Deploy and Use Fine-Tuned LLMs in Oracle APEX
In my previous post, I wrote about how a scikit-learn machine learning (ML) could be trained and deployed on the Oracle Cloud Infrastructure (OCI) Data Science service. The model is deployed on the service's managed infrastructure, allowing developers to simply call a HTTP endpoint to perform ML model inference on the submitted data. In my latest adventure, I built an Oracle APEX application that takes product reviews and then automatically ranks the review using a fine-tuned large language model (LLM) available through Hugging Face.

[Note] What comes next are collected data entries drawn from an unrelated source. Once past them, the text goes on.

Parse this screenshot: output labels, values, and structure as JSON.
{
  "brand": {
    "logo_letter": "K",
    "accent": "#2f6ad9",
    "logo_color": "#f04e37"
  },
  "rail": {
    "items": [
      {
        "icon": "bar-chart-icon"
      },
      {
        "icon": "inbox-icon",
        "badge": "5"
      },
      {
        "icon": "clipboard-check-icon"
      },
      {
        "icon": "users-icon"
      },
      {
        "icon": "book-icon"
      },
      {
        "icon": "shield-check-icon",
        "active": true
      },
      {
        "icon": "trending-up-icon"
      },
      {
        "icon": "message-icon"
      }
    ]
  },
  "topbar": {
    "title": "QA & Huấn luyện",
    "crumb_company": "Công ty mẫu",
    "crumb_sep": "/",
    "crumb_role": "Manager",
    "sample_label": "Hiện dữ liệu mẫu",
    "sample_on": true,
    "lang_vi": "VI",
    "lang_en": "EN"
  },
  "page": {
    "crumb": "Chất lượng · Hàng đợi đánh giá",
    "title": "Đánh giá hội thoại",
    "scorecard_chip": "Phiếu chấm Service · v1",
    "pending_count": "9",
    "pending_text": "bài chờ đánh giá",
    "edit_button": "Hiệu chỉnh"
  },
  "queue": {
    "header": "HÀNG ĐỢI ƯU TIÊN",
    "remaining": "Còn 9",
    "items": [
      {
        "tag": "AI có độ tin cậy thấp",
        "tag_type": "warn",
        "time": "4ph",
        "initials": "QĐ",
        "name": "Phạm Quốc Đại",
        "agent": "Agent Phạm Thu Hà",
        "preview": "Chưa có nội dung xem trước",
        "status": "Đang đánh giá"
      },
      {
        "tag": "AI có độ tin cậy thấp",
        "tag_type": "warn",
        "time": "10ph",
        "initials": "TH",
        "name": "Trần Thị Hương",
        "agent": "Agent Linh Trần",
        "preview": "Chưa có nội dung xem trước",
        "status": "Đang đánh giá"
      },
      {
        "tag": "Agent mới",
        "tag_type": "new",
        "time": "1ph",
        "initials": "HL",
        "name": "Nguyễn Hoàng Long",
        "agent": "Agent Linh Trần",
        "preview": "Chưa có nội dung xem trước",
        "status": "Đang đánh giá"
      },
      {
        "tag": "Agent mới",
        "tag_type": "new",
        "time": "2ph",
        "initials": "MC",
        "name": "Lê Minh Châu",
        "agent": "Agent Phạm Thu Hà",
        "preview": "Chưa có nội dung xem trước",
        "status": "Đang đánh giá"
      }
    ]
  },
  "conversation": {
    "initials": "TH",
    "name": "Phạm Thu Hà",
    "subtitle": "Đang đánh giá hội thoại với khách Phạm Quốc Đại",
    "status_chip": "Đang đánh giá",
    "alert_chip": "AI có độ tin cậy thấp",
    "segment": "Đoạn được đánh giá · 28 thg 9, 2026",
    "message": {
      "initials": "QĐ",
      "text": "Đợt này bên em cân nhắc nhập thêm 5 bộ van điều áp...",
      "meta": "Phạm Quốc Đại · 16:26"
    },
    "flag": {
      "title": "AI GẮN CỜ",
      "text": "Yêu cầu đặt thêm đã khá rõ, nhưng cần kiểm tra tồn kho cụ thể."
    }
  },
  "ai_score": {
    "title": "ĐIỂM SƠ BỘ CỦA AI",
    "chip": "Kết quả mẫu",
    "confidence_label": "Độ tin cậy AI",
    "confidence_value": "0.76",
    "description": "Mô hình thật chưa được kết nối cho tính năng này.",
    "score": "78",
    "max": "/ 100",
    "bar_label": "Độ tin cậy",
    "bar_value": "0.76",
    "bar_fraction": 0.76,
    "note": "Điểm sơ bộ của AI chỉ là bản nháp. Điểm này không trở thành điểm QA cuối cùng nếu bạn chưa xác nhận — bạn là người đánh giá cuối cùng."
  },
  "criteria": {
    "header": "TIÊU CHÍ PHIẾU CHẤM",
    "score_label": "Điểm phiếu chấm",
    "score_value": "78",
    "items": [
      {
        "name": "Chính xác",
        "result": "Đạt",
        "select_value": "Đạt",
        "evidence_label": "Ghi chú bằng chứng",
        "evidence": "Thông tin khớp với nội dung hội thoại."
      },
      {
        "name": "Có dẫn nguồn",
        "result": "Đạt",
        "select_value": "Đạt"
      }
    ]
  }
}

While OpenAI's ChatGPT has largely dominated the news headlines when it comes to Generative AI, there is a plethora of LLMs out there. Many of them are open sourced and readily available through hubs like Hugging Face. There are a bunch of tutorials that introduce the platform including the available datasets, models, Python, and JavaScript libraries. In this post, I will use the example from their tutorial on fine-tuning a pre-trained model.
The goal is to use the Yelp review dataset to fine-tune BERT, specifically, the distilbert-base-uncased model, to assign a rank that describes the sentiment expressed in a body of text.
Provisioning the Tools
Machine learning tasks can be performed on a CPU, but more often than not, we have a huge performance gained by using a graphical processing unit (GPU). For most people, that's going to be a Nvidia chip. On the OCI, we currently have a choice of the P100, V100, and more recently, A10 and A100. I went with an A10 as it was newer, cheaper than the A100, and has adequate amount of GPU memory. And, more importantly, the tenancy that I was on had sufficient number of GPUs assigned.

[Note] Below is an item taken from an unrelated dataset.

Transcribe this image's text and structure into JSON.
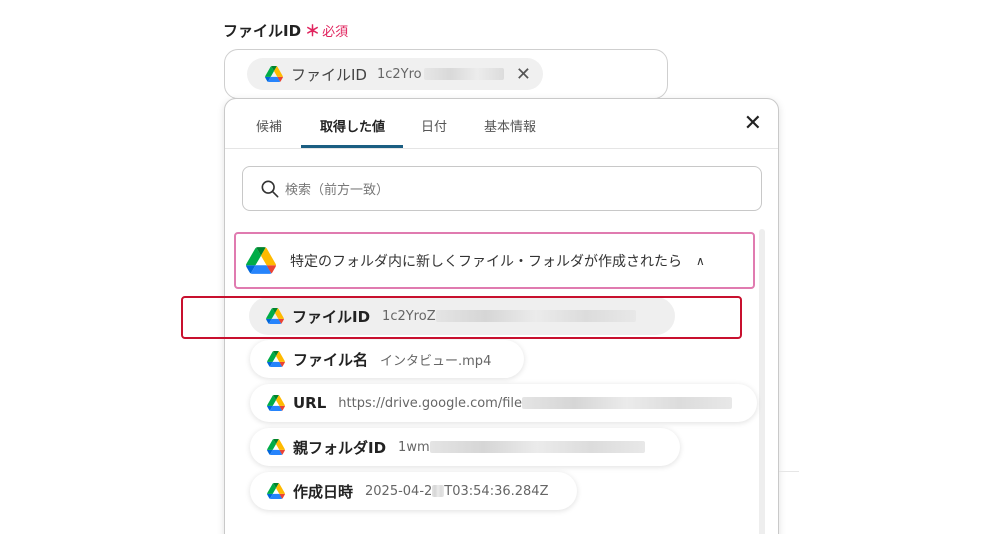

You can check your tenancy's service limits to see if you can provision a GPU instance. The resource that you will need is either gpu-a10-count
if you wish to run the training on an OCI Compute instance, or ds-gpu-a10-count
for an OCI Data Science notebook. These limits are assigned differently for Compute instance and Data Science notebooks. If your tenancy is either a trial, or a PAYG (Pay-as-you-go) account, then these limits are likely 0
. For PAYG, you could try making a service limit request, but for trial accounts, it's an uphill battle. And for accounts with a Universal Credits, you might find 16
is the number for gpu-a10-count
. Make a service limit request for ds-gpu-a10-count
if you wish to run the training in a GPU-powered notebook session.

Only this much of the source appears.